Publisher’s note: Good morning, and welcome to Earlywood, a free excerpt from one of the thousands of pieces I’ve written since 1996. Sometimes, it’s from a magazine article. Or a book. Or (in this case) a blog post published in 2018. Each entry has been updated or annotated with some modern context or point of view. Enjoy!
The unpleasant funny about visiting your family during the holidays is encountering your former woodworking self.
Seven years ago, I was in Charleston, South Carolina, with my dad and encountered my Late Willow Phase, a time during the 1990s when I was obsessed with rustic furniture. I had honestly forgotten about this phase (unlike my leather trousers phase).
For a couple of years, I drove around in my Volvo 240DL station wagon cutting willow switches out of ditches on the Westside of Cincinnati. I stored all these sticks in buckets in my shop, giving it an arboreal look. Using a drill and a tenon cutter, I made dozens of chairs, trellises, frames, anything you could fashion with sticks and tenons. It was my first pleasant encounter with bending green wood.
One Christmas, we planned to visit my father in Arkansas. Lucy and I were broke, and my dad already owned everything he needed.
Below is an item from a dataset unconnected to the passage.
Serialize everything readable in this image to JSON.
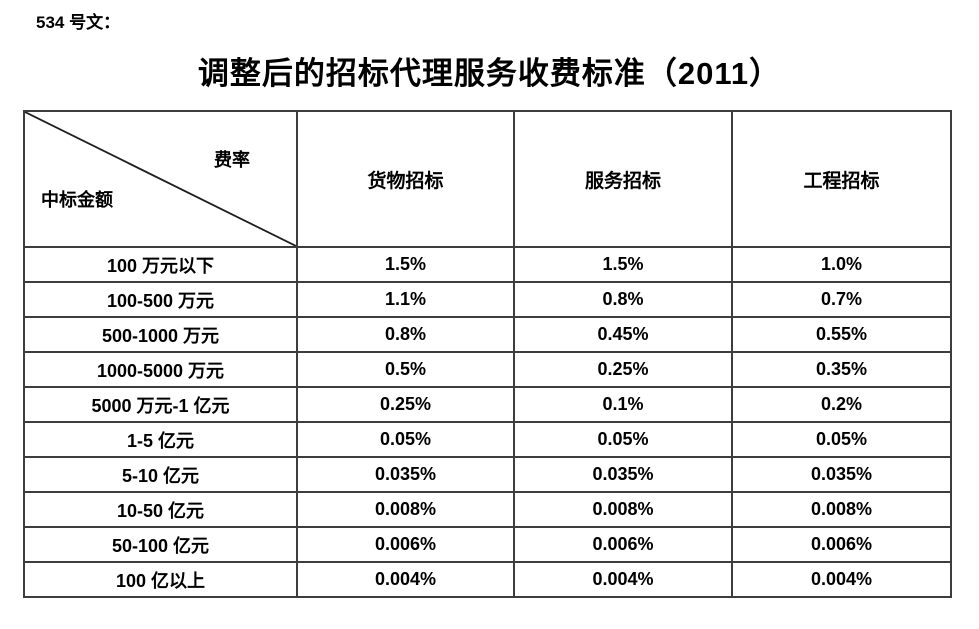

So I took an afternoon to make this little footstool for him from a scrap of white pine and discarded willow switches from a chair project.
And it remained in my dad’s house until he died. For something that I threw together in a day, it wasn’t half-bad.
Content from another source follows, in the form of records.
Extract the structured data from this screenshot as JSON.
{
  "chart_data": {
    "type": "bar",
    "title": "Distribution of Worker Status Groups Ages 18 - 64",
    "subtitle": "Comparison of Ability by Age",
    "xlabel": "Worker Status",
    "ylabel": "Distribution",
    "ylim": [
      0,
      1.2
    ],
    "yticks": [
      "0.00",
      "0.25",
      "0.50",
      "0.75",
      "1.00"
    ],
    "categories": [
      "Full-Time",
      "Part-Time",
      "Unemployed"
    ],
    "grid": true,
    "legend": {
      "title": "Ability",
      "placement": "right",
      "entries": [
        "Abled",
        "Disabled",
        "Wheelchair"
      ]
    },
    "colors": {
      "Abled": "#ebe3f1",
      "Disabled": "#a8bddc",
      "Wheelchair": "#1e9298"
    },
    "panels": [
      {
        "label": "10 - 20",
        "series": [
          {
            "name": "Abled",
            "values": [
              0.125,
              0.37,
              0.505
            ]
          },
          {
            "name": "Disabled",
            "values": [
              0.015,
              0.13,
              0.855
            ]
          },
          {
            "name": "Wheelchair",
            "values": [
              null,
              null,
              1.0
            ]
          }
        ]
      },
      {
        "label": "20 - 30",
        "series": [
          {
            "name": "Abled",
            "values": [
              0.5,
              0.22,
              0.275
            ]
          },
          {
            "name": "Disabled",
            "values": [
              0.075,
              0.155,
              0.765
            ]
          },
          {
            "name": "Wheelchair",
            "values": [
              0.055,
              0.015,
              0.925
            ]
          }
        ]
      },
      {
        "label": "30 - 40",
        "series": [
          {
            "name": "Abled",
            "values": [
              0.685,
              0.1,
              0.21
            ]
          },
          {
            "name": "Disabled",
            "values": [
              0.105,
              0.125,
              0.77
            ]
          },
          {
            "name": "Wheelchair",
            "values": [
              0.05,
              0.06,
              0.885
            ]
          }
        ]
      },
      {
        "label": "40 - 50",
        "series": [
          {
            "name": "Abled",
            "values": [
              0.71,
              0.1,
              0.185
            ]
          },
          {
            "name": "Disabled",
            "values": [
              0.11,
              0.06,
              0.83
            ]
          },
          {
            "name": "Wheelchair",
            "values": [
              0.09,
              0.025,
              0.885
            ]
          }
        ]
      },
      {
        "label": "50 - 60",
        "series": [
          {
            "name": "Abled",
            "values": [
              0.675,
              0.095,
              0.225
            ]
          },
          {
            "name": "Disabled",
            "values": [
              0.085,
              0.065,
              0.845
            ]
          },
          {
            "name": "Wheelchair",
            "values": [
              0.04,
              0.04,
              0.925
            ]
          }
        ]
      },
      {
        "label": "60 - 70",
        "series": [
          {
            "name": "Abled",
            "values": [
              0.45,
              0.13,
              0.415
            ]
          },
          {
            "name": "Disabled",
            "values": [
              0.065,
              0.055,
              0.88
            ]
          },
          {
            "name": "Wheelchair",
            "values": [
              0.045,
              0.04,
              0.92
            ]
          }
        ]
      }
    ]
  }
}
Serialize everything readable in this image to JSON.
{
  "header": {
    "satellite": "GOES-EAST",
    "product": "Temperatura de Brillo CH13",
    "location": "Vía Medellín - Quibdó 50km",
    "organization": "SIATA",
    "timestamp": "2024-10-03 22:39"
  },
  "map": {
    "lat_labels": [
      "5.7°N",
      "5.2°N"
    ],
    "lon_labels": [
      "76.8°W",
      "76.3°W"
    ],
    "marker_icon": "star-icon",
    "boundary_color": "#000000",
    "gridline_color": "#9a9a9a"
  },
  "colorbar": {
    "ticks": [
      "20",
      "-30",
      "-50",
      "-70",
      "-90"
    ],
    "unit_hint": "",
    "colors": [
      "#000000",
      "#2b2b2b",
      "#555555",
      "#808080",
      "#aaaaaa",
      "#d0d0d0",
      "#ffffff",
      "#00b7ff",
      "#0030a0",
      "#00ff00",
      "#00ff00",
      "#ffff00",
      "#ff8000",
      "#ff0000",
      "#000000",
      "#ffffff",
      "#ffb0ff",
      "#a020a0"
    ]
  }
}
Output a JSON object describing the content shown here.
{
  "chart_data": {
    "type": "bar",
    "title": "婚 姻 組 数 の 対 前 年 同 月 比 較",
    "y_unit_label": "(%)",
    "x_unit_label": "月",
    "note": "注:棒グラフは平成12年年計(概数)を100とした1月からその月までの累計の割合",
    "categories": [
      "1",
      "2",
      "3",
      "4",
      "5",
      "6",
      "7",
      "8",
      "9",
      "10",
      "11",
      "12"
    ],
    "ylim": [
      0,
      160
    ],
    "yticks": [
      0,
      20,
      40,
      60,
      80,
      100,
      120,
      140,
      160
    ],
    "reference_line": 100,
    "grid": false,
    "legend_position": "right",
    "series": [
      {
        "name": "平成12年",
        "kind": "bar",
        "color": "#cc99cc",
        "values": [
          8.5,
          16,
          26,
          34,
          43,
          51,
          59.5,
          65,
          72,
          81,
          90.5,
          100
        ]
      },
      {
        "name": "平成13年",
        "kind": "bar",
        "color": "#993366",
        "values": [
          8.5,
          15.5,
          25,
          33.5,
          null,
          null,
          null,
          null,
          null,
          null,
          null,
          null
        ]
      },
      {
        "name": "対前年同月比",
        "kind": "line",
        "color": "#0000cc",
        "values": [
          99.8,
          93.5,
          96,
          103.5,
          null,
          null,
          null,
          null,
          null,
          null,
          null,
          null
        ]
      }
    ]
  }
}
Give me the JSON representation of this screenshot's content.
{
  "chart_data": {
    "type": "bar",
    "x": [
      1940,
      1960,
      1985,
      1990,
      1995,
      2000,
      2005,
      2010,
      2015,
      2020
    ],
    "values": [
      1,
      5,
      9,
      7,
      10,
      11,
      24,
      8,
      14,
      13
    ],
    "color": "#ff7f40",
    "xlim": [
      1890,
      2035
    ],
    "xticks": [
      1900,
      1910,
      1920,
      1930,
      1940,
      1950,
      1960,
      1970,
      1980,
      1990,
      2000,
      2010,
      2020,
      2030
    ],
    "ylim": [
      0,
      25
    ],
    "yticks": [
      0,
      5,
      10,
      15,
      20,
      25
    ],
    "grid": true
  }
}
Phases can fade away or end abruptly. This one had its throat slit. One day I got a letter from a family that made willow furniture with a bunch of photos of their beautiful pieces. The letter said: “We’ve seen your stuff. It sucks. This is what willow stuff should look like. Please quit.”
I did.
A 2025 footnote: I still love willow furniture, even though I don’t make it these days. Willow furniture launched my love affair with Veritas’ tenon cutters. And those tools have become the backbone of my stick chair business. So that’s a win. After my father died, I inherited the stool shown above. It ended up in Megan’s hands. I suspect she is working on an exhibit of my questionable works.
They say “Art” provokes a reaction out of people.
So your Willow creations must surely have been art!
Did they really go to the trouble of writing a letter?
I think it would have been easier to make a an anonymous call at three am.
Of course half the audience doesn’t know that that was once possible.
Rustic furniture isn’t my cup of tea, but hate gate keeping. makes me see red. Pi$$ on them.